Viktor und sein Hund sind bereits wieder fort, bevor das erste Tageslicht durch die Gardinen dringt. Auf dem wohl für Kinder aufgestellten Zusatzbett sieht man noch die Aushöhlung des Kissens, die sein Kopf hinterlassen hat.
Diffus erkennt man auf dem Nachttisch eine gebundene, abgegriffene Lektüre von Emmanuel Bove. Sie trägt den Titel: Bécon le Bruyères. Durch die Türritzen dringt bereits der Geruch frischen Cafés.
Comment venir ?
Mit dem Auto: 2 Stunden von Toulouse und Marseille und 3 Stunden von Barcelona, Lyon, Grenoble und Nizza über die A9 und 3,5 Stunden von Clermont-Ferrand über die A75 und das Millau-Viadukt entfernt. Es gibt zahlreiche Parkplätze in der Stadt, die jedoch nicht kostenlos sind…

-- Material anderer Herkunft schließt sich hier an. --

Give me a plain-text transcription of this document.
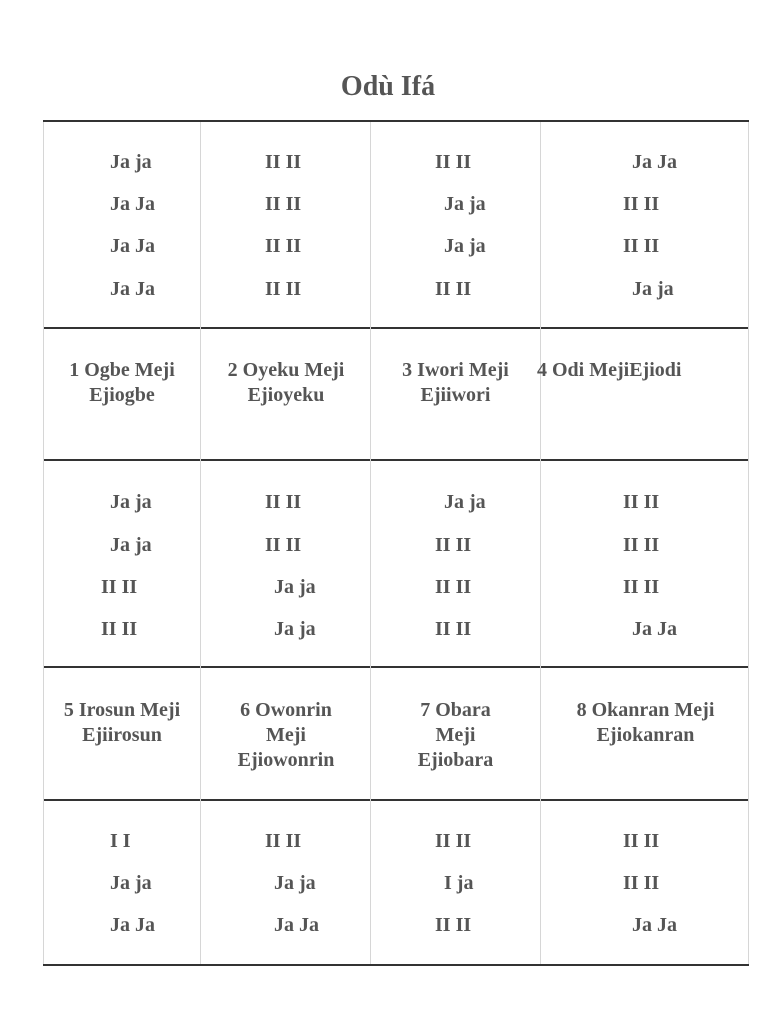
Odù Ifá
Ja ja
Ja Ja
Ja Ja
Ja Ja
II II
II II
II II
II II
II II
Ja ja
Ja ja
II II
Ja Ja
II II
II II
Ja ja
1 Ogbe Meji Ejiogbe
2 Oyeku Meji Ejioyeku
3 Iwori Meji Ejiiwori
4 Odi MejiEjiodi
Ja ja
Ja ja
II II
II II
II II
II II
Ja ja
Ja ja
Ja ja
II II
II II
II II
II II
II II
II II
Ja Ja
5 Irosun Meji Ejiirosun
6 Owonrin Meji Ejiowonrin
7 Obara Meji Ejiobara
8 Okanran Meji Ejiokanran
I I
Ja ja
Ja Ja
II II
Ja ja
Ja Ja
II II
I ja
II II
II II
II II
Ja Ja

Mit dem Zug: 3 Stunden und 40 Minuten von Paris (direkter TGV), 2 Stunden von Toulouse und Marseille, 2 Stunden und 40 Minuten von Grenoble und 4 Stunden von Genf entfernt. Der Zug ist eine sehr gute Möglichkeit, um nach Montpellier zu kommen. Achtung, es gibt zwei Bahnhöfe in Montpellier: Entscheiden Sie sich für den Gare Saint-Roch im Herzen der Stadt!
Mit dem Flugzeug: Der Flughafen Montpellier-Méditerranée ist nur 20 Minuten vom Stadtzentrum entfernt. Der Flughafen-Shuttle bringt Sie ins Herz des Viertels Antigone, von wo aus Sie mit der Straßenbahn Ihr Endziel erreichen können!